Prior to the screening, several Skidmore faculty and Saratoga community members attended a dinner with Teddy Kundhardt. Among the attendees were Skidmore’s very own ian Berry and Deb Hall, Kunhardt’s professor during his undergraduate studies in art. Enjoying this reunion with a former student, Hall shared a book of Teddy’s college ceramic work, which encompassed elaborate and large-scale tea pots that he says still remain in his garden today.
After graduating from Skidmore, Kunhardt pursued a degree in the culinary arts and worked under a renowned chef. This experience taught him that cooking was more enjoyable as a passion than a career, so after a year Teddy knocked on his father's door at Kunhardt Films and said he was ready to join the family business.
In addition to the film, one conversation topic included Kunhardt’s appreciation for two new programs, MDOCS and Skidmore’s Media and Film Studies Program. Media classes were limited during his time at Skidmore. Further discussion revolved around Kunhardt Films’ upcoming productions about Martin Luther King Jr. and Ben Bradlee of the Washington Post, two more famous individuals with unexplored pasts.
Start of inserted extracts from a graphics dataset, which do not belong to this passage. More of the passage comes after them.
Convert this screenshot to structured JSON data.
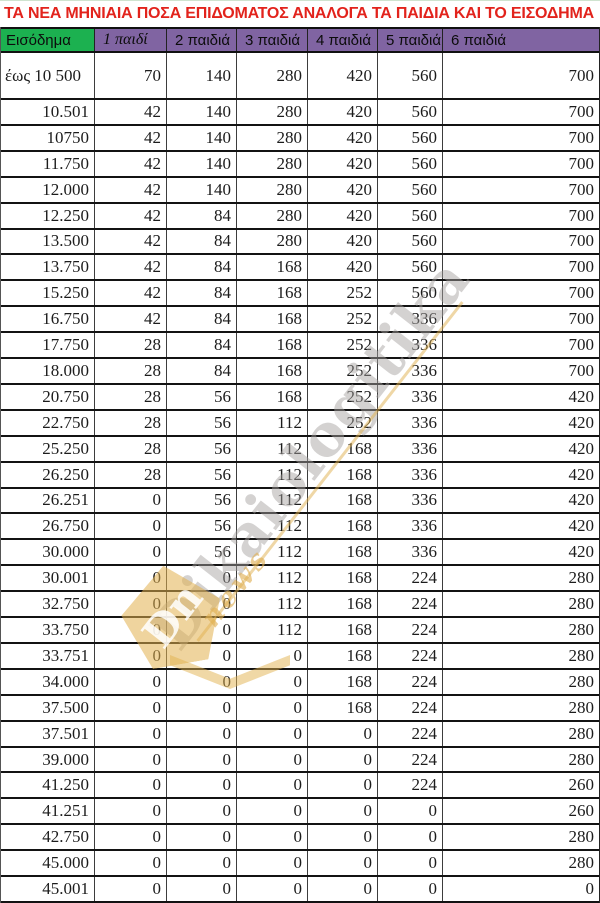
{
  "title": "ΤΑ ΝΕΑ ΜΗΝΙΑΙΑ ΠΟΣΑ ΕΠΙΔΟΜΑΤΟΣ ΑΝΑΛΟΓΑ ΤΑ ΠΑΙΔΙΑ ΚΑΙ ΤΟ ΕΙΣΟΔΗΜΑ",
  "colors": {
    "title_red": "#e2231c",
    "header_green": "#1cb150",
    "header_purple": "#8064a2",
    "watermark_gray": "#a5a09e",
    "watermark_gold": "#e2b14e"
  },
  "watermark": {
    "brand": "Dikaiologitika",
    "sub": "news",
    "monogram": "Dn"
  },
  "chart_data": {
    "type": "table",
    "title": "ΤΑ ΝΕΑ ΜΗΝΙΑΙΑ ΠΟΣΑ ΕΠΙΔΟΜΑΤΟΣ ΑΝΑΛΟΓΑ ΤΑ ΠΑΙΔΙΑ ΚΑΙ ΤΟ ΕΙΣΟΔΗΜΑ",
    "columns": [
      "Εισόδημα",
      "1 παιδί",
      "2 παιδιά",
      "3 παιδιά",
      "4 παιδιά",
      "5 παιδιά",
      "6 παιδιά"
    ],
    "rows": [
      [
        "έως 10 500",
        "70",
        "140",
        "280",
        "420",
        "560",
        "700"
      ],
      [
        "10.501",
        "42",
        "140",
        "280",
        "420",
        "560",
        "700"
      ],
      [
        "10750",
        "42",
        "140",
        "280",
        "420",
        "560",
        "700"
      ],
      [
        "11.750",
        "42",
        "140",
        "280",
        "420",
        "560",
        "700"
      ],
      [
        "12.000",
        "42",
        "140",
        "280",
        "420",
        "560",
        "700"
      ],
      [
        "12.250",
        "42",
        "84",
        "280",
        "420",
        "560",
        "700"
      ],
      [
        "13.500",
        "42",
        "84",
        "280",
        "420",
        "560",
        "700"
      ],
      [
        "13.750",
        "42",
        "84",
        "168",
        "420",
        "560",
        "700"
      ],
      [
        "15.250",
        "42",
        "84",
        "168",
        "252",
        "560",
        "700"
      ],
      [
        "16.750",
        "42",
        "84",
        "168",
        "252",
        "336",
        "700"
      ],
      [
        "17.750",
        "28",
        "84",
        "168",
        "252",
        "336",
        "700"
      ],
      [
        "18.000",
        "28",
        "84",
        "168",
        "252",
        "336",
        "700"
      ],
      [
        "20.750",
        "28",
        "56",
        "168",
        "252",
        "336",
        "420"
      ],
      [
        "22.750",
        "28",
        "56",
        "112",
        "252",
        "336",
        "420"
      ],
      [
        "25.250",
        "28",
        "56",
        "112",
        "168",
        "336",
        "420"
      ],
      [
        "26.250",
        "28",
        "56",
        "112",
        "168",
        "336",
        "420"
      ],
      [
        "26.251",
        "0",
        "56",
        "112",
        "168",
        "336",
        "420"
      ],
      [
        "26.750",
        "0",
        "56",
        "112",
        "168",
        "336",
        "420"
      ],
      [
        "30.000",
        "0",
        "56",
        "112",
        "168",
        "336",
        "420"
      ],
      [
        "30.001",
        "0",
        "0",
        "112",
        "168",
        "224",
        "280"
      ],
      [
        "32.750",
        "0",
        "0",
        "112",
        "168",
        "224",
        "280"
      ],
      [
        "33.750",
        "0",
        "0",
        "112",
        "168",
        "224",
        "280"
      ],
      [
        "33.751",
        "0",
        "0",
        "0",
        "168",
        "224",
        "280"
      ],
      [
        "34.000",
        "0",
        "0",
        "0",
        "168",
        "224",
        "280"
      ],
      [
        "37.500",
        "0",
        "0",
        "0",
        "168",
        "224",
        "280"
      ],
      [
        "37.501",
        "0",
        "0",
        "0",
        "0",
        "224",
        "280"
      ],
      [
        "39.000",
        "0",
        "0",
        "0",
        "0",
        "224",
        "280"
      ],
      [
        "41.250",
        "0",
        "0",
        "0",
        "0",
        "224",
        "260"
      ],
      [
        "41.251",
        "0",
        "0",
        "0",
        "0",
        "0",
        "260"
      ],
      [
        "42.750",
        "0",
        "0",
        "0",
        "0",
        "0",
        "280"
      ],
      [
        "45.000",
        "0",
        "0",
        "0",
        "0",
        "0",
        "280"
      ],
      [
        "45.001",
        "0",
        "0",
        "0",
        "0",
        "0",
        "0"
      ]
    ]
  }
}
After a warm introduction from MDOCS Director Jordana Dym, the evening was turned over to story and screen.
Audience members gathered in
The Tang for the screening
The screening of Becoming Warren Buffett brought a full house to the Tang Teaching Museum’s Somers Room this March 6. A sight worth seeing, some eager viewers pulled chairs and stools from other areas to fill up the back and aisles of the screening room. In its description of the film, HBO wrote “With unprecedented access to his day-to-day personal life, Becoming Warren Buffett tells the improbable story of how an ambitious, numbers-obsessed boy from Nebraska became one of the richest, most-respected men in the world." However, Buffett’s story from rags to riches takes a back seat in the film. Through interviews as well as archival and family footage, the dual impact of Buffett’s passion for investing and his eccentric personality on his loved ones prevails as the film’s true focus. The documentary film succeeds in its intent to evoke emotion and interest in the viewer, a goal later shared by Teddy Kunhardt in the post-screening Q&A session.
Jordana Dym and Teddy Kunhardt
during the Q&A
After the viewing of Becoming Warren Buffett, Jordana Dym and audience members were invited to ask Producer Teddy Kunhardt questions. Several of the evening’s questions were in regards to Teddy’s career and interest in documentary or relating to the true nature and filming of Warren Buffett. In response, Kunhardt revealed his love for sharing personal narratives and truths via documentary and subject films in which filmmakers and viewers “get inside and live with someone.” He also disclosed that “what you see is what you get” with Warren Buffett, affirming the billionaire’s humble yet closed-off attitude and daily McDonalds breakfast expenses witnessed during unscripted filmmaking and 2–3 hour interviews with the 86-year-old. Although he would happily work on a feature film, Teddy Kunhardt’s work in Becoming Warren Buffett unearths the importance of documentary film as well as its implications on truth and our understanding of the world.